December 18, 2000
Mark Dodd -- East Timor independence leader Jose "Xanana" Gusmao has called for international support for a South African-style truth and reconciliation commission as the best means of achieving peace for his country.
Mr Gusmao said that after 24 years of violence, his country was divided on the question of justice, but he did not believe reconciliation could be fostered only through stiff penalties handed down by the courts for those responsible for last year's violence.
"I don't deny the need of justice. People sometimes say if you don't punish these people you will allow a political party to do the same because everyone now knows there is no justice. I, myself, don't believe in this process," Mr Gusmao said. His views clash with Dili's Nobel laureate Bishop Carlos Belo, whose sermons advocate stiff penalties for gross human rights violations.
More than 1000 East Timorese were killed in political violence after the referendum on independence from Indonesia on August 30, 1999. About 80 per cent of the country's infrastructure was destroyed and more than a quarter of a million people were deported to the West.
UN-administered courts are now preparing to hear the first war crimes cases against Indonesian army-backed militia leaders accused of organising the violence.

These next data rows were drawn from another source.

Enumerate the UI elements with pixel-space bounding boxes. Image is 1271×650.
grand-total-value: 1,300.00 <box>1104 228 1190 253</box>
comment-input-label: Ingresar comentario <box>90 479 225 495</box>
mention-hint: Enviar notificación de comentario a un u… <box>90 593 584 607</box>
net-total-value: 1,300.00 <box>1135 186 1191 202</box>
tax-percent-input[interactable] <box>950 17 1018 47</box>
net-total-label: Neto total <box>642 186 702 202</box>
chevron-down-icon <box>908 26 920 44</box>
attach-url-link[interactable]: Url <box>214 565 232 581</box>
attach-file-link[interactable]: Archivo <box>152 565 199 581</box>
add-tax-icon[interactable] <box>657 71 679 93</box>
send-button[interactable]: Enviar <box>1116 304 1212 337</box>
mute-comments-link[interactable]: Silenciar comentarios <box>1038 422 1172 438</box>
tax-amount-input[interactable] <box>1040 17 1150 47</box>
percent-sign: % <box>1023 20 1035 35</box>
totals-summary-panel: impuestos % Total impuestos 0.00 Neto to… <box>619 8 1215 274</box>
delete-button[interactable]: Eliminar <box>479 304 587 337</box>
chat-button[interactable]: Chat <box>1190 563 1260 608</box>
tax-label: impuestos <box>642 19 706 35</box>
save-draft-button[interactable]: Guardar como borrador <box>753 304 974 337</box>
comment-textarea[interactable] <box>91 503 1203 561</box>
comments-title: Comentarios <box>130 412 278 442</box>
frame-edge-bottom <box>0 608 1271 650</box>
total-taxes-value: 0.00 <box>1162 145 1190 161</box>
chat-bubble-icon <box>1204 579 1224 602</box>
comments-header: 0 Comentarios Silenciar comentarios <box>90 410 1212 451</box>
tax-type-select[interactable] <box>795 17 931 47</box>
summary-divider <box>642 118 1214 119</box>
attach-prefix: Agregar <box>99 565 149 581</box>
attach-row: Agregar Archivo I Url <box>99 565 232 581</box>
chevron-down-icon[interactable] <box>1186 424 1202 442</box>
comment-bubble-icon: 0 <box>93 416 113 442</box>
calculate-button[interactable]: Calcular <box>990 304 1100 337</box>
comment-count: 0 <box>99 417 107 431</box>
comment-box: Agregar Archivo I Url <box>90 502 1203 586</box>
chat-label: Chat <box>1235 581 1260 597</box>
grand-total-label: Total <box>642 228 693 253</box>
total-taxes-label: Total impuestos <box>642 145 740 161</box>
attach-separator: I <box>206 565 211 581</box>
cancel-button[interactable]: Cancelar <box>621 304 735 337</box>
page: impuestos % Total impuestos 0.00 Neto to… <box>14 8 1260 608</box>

But Mr Gusmao warned these proceedings might jeopardise sensitive talks aimed at securing the return of thousands of East Timorese refugees still living in militia-controlled camps in West Timor.
"Nobody in the world said to [Nelson] Mandela `your commission of truth and reconciliation is unacceptable', everybody applauded it," he said. "To us [East Timor], it seems there are demands. How can we dream of being a model of justice in the world. My problem is if you try the militia, one or two immediately, the others will not come."
He said he supported community-based reconciliation in which the leaders of pro-autonomy political parties and organisers of the violence returned to the scene of their crimes and asked for forgiveness.
In August during the national congress of the pro-independence National Council of Timorese Resistance, Mr Gusmao said community leaders demanded such an apology.
"They said, `We demand that the political parties that caused suffering to the people go to the people, talk to the people and ask for forgiveness and promise not to do it again'," he said.
"I'm thinking of a process of reconciliation here that can avoid instability in the future and one that people can accept. I will not say no justice, but in a process maybe like South Africa," he said. He believed reconciliation from the heart was more effective than legal justice.
Mr Gusmao said he would keep pressuring the United Nations Transitional Administration in East Timor for a date for full independence and a transfer of sovereignty.